翠湖紅萱(民間故事)

翠湖紅萱(民間故事)

相傳道光十八年(1838)八月,荷花鎮的曾家發生了一件天大的事。

這天,富甲一方的曾老爺令兒子曾毓英、兒媳高氏和孫子曾傳儒到雲山鎮給親家高老爺拜壽,不想行至半途天空突降暴雨,他們遭遇山洪,三人及車伕均被滾滾山洪吞噬,連屍首也未找回。偌大的曾家大院裡,只剩曾老爺和孫媳梁氏二人。消息傳到荷花鎮,曾老爺和孫媳梁氏雙雙一病不起。好的是曾家有的是錢,凡事均由王管家代理。女兒曾毓玲和女婿毛常新帶著外孫毛永祿也在第一時間趕到荷花鎮,伺候起病中的曾老爺來。

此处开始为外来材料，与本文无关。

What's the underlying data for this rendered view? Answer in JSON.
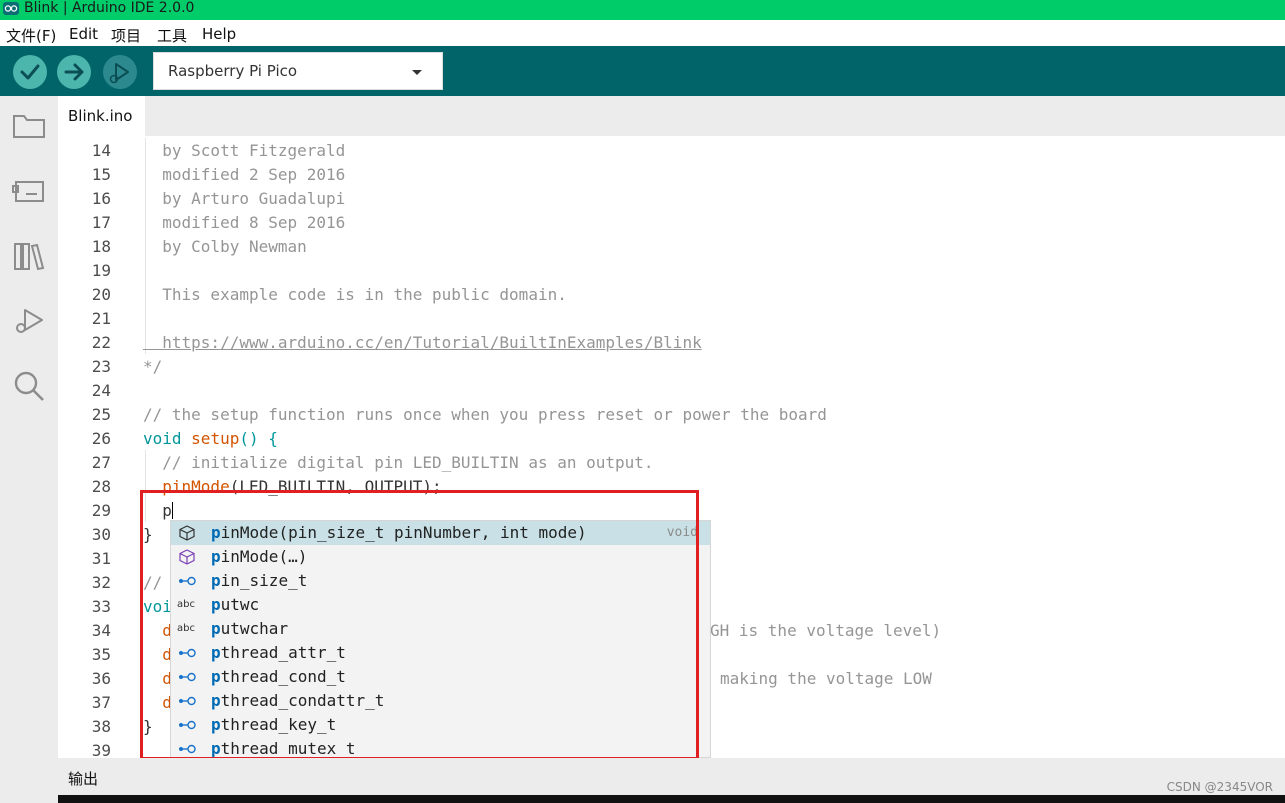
{
  "window": {
    "title": "Blink | Arduino IDE 2.0.0"
  },
  "menu": [
    "文件(F)",
    "Edit",
    "项目",
    "工具",
    "Help"
  ],
  "toolbar": {
    "verify_icon": "checkmark-icon",
    "upload_icon": "arrow-right-icon",
    "debug_icon": "debug-play-icon",
    "board": "Raspberry Pi Pico"
  },
  "sidebar": [
    "folder-icon",
    "board-icon",
    "library-icon",
    "debug-icon",
    "search-icon"
  ],
  "tab": {
    "label": "Blink.ino"
  },
  "code_lines": [
    {
      "n": "14",
      "text": "  by Scott Fitzgerald"
    },
    {
      "n": "15",
      "text": "  modified 2 Sep 2016"
    },
    {
      "n": "16",
      "text": "  by Arturo Guadalupi"
    },
    {
      "n": "17",
      "text": "  modified 8 Sep 2016"
    },
    {
      "n": "18",
      "text": "  by Colby Newman"
    },
    {
      "n": "19",
      "text": ""
    },
    {
      "n": "20",
      "text": "  This example code is in the public domain."
    },
    {
      "n": "21",
      "text": ""
    },
    {
      "n": "22",
      "text": "  https://www.arduino.cc/en/Tutorial/BuiltInExamples/Blink"
    },
    {
      "n": "23",
      "text": "*/"
    },
    {
      "n": "24",
      "text": ""
    },
    {
      "n": "25",
      "text": "// the setup function runs once when you press reset or power the board"
    },
    {
      "n": "26",
      "text": "void setup() {"
    },
    {
      "n": "27",
      "text": "  // initialize digital pin LED_BUILTIN as an output."
    },
    {
      "n": "28",
      "text": "  pinMode(LED_BUILTIN, OUTPUT);"
    },
    {
      "n": "29",
      "text": "  p"
    },
    {
      "n": "30",
      "text": "}"
    },
    {
      "n": "31",
      "text": ""
    },
    {
      "n": "32",
      "text": "//"
    },
    {
      "n": "33",
      "text": "voi"
    },
    {
      "n": "34",
      "text": "  d"
    },
    {
      "n": "35",
      "text": "  d"
    },
    {
      "n": "36",
      "text": "  d"
    },
    {
      "n": "37",
      "text": "  d"
    },
    {
      "n": "38",
      "text": "}"
    },
    {
      "n": "39",
      "text": ""
    }
  ],
  "code_overflow": {
    "line34": "GH is the voltage level)",
    "line36": "making the voltage LOW"
  },
  "suggestions": [
    {
      "icon": "method-icon",
      "match": "p",
      "rest": "inMode(pin_size_t pinNumber, int mode)",
      "detail": "void",
      "selected": true
    },
    {
      "icon": "method-icon",
      "match": "p",
      "rest": "inMode(…)",
      "detail": "",
      "selected": false
    },
    {
      "icon": "struct-icon",
      "match": "p",
      "rest": "in_size_t",
      "detail": "",
      "selected": false
    },
    {
      "icon": "text-abc-icon",
      "match": "p",
      "rest": "utwc",
      "detail": "",
      "selected": false
    },
    {
      "icon": "text-abc-icon",
      "match": "p",
      "rest": "utwchar",
      "detail": "",
      "selected": false
    },
    {
      "icon": "struct-icon",
      "match": "p",
      "rest": "thread_attr_t",
      "detail": "",
      "selected": false
    },
    {
      "icon": "struct-icon",
      "match": "p",
      "rest": "thread_cond_t",
      "detail": "",
      "selected": false
    },
    {
      "icon": "struct-icon",
      "match": "p",
      "rest": "thread_condattr_t",
      "detail": "",
      "selected": false
    },
    {
      "icon": "struct-icon",
      "match": "p",
      "rest": "thread_key_t",
      "detail": "",
      "selected": false
    },
    {
      "icon": "struct-icon",
      "match": "p",
      "rest": "thread_mutex_t",
      "detail": "",
      "selected": false
    }
  ],
  "output": {
    "label": "输出"
  },
  "watermark": "CSDN @2345VOR",
  "colors": {
    "titlebar": "#00cc6a",
    "toolbar": "#006469",
    "accent": "#00979c",
    "highlight_box": "#e02020"
  }
}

曾老爺年過花甲,曾夫人早年過世,孫媳和孫子同庚,方及弱冠。曾毓玲在孃家照顧父親和侄媳梁氏月餘,見父親病情有所好轉,梁氏臉上的愁容也漸漸褪去,便回家料理自己的家事了,留下年方十八的兒子毛永祿替自己在父親面前行孝。

這天,身體漸漸康復的梁氏準備回孃家,在路過翠柳灣的時候,迎面遇上一個算命先生。他擋住梁氏的馬車,硬是說梁氏和這塊風水寶地有緣。梁氏不願讓這個人說三道四,便讓車伕王強施捨些銀兩,便匆匆離去。

在第二天返回的時候,梁氏有意讓王強在翠柳灣停下馬車,她仔細地觀察了一下這塊地方。只見一湖碧水,清澈見底,湖邊生長著無數的萱草,萱草披著碧綠的盛裝,開著橙紅色的花朵,遠遠望去,萱草由遠及近,從山麓延伸到湖邊,像一條絨毯一樣鋪至腳下。她心想,這真是一個好地方!自己以前怎麼沒注意過?

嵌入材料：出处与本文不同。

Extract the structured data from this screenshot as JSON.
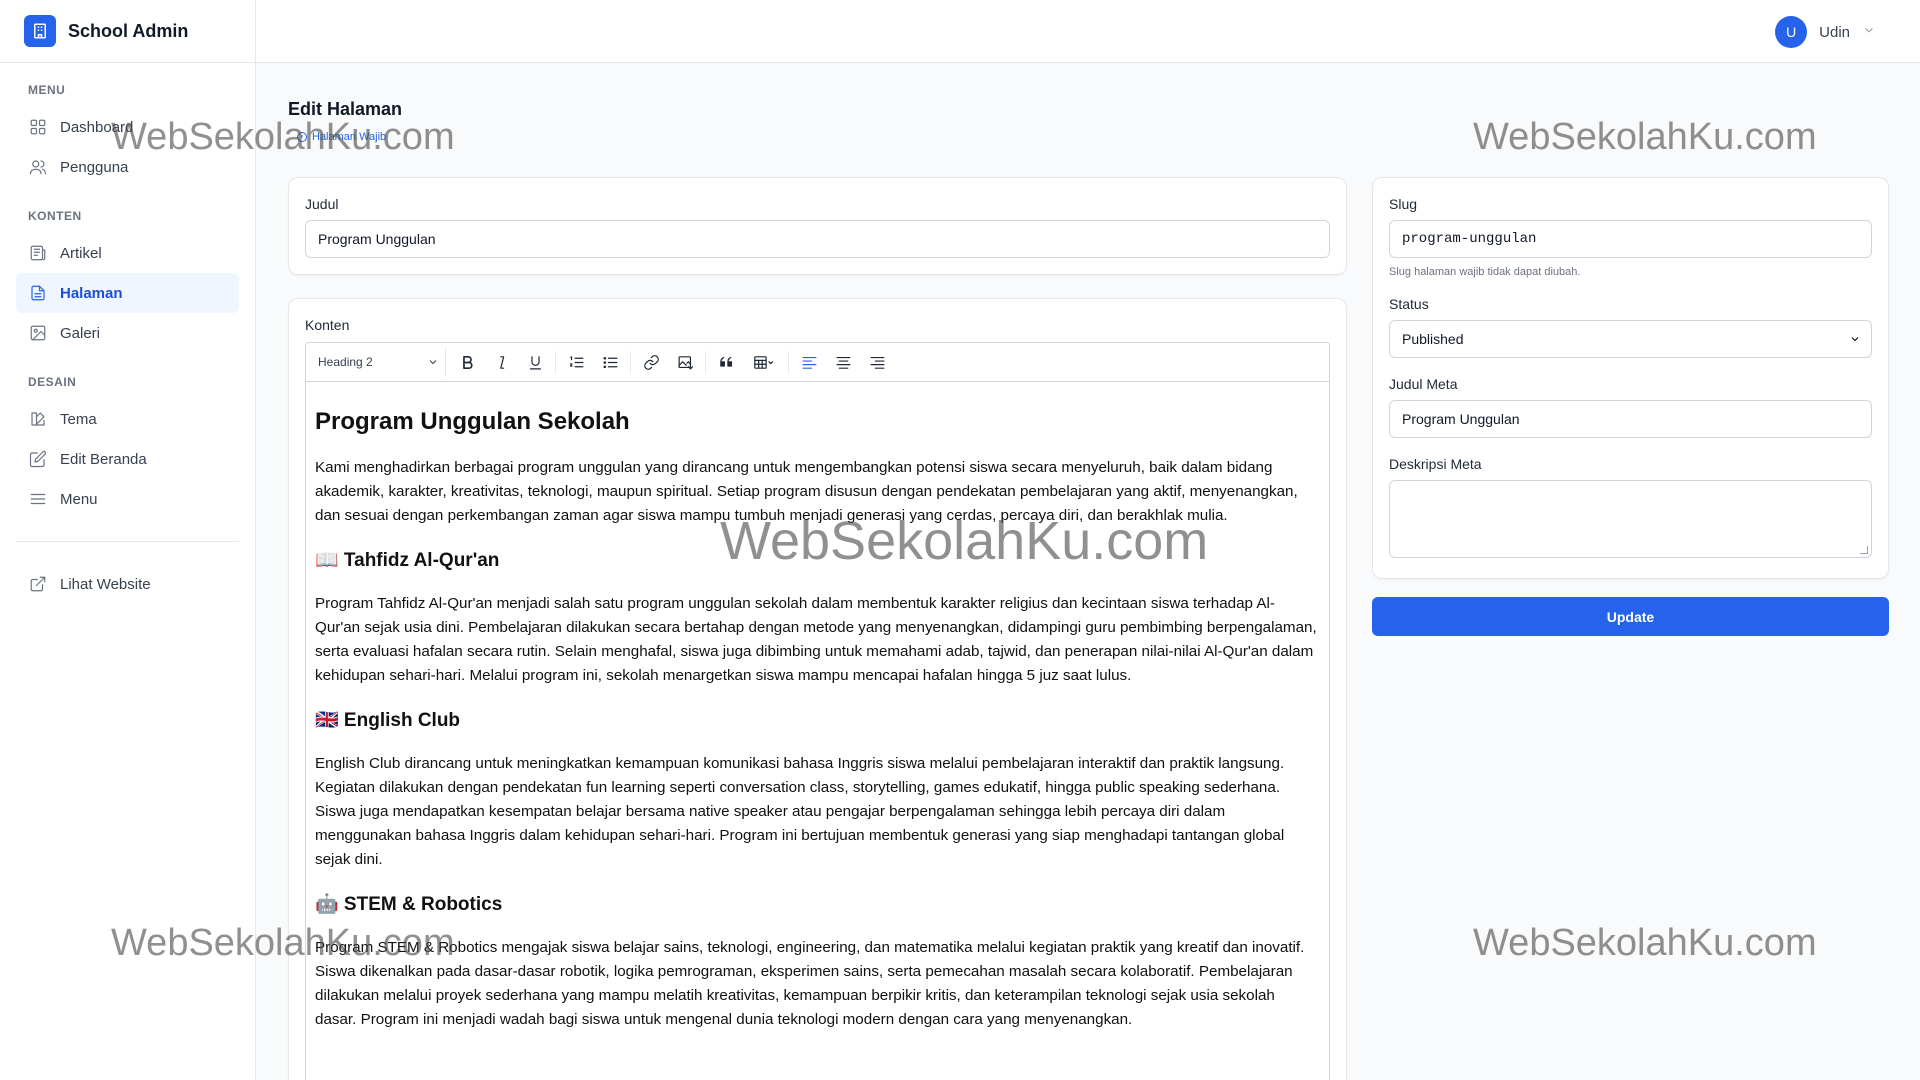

毛家本是小康之家,毛永祿更是一個紈絝子弟。一日,曾老爺命外孫毛永祿到鎮上抓藥,可等到晌會,仍不見毛永祿回來。曾老爺便打發王強去找。王強上街轉了一圈,回來說毛少爺壓根就沒去藥鋪,街上也找不見人,問誰誰都不知道。曾老爺嘆口氣,只得做無望的等候。

傍晚,毛永祿回來了。他被人打得鼻青臉腫,曾老爺問起緣由,毛永祿吱吱嗚嗚地吭哧了半天,也沒放出一個響屁來。曾老爺知道問不出什麼,便不再言喘。自此後,曾老爺不再單獨讓毛永祿辦任何事,還吩咐王管家也不再支銀兩給他。後來,曾老爺聽說毛永祿那天一到鎮上,就去了賭場。輸了錢又要賴賬,才被人打成這樣的。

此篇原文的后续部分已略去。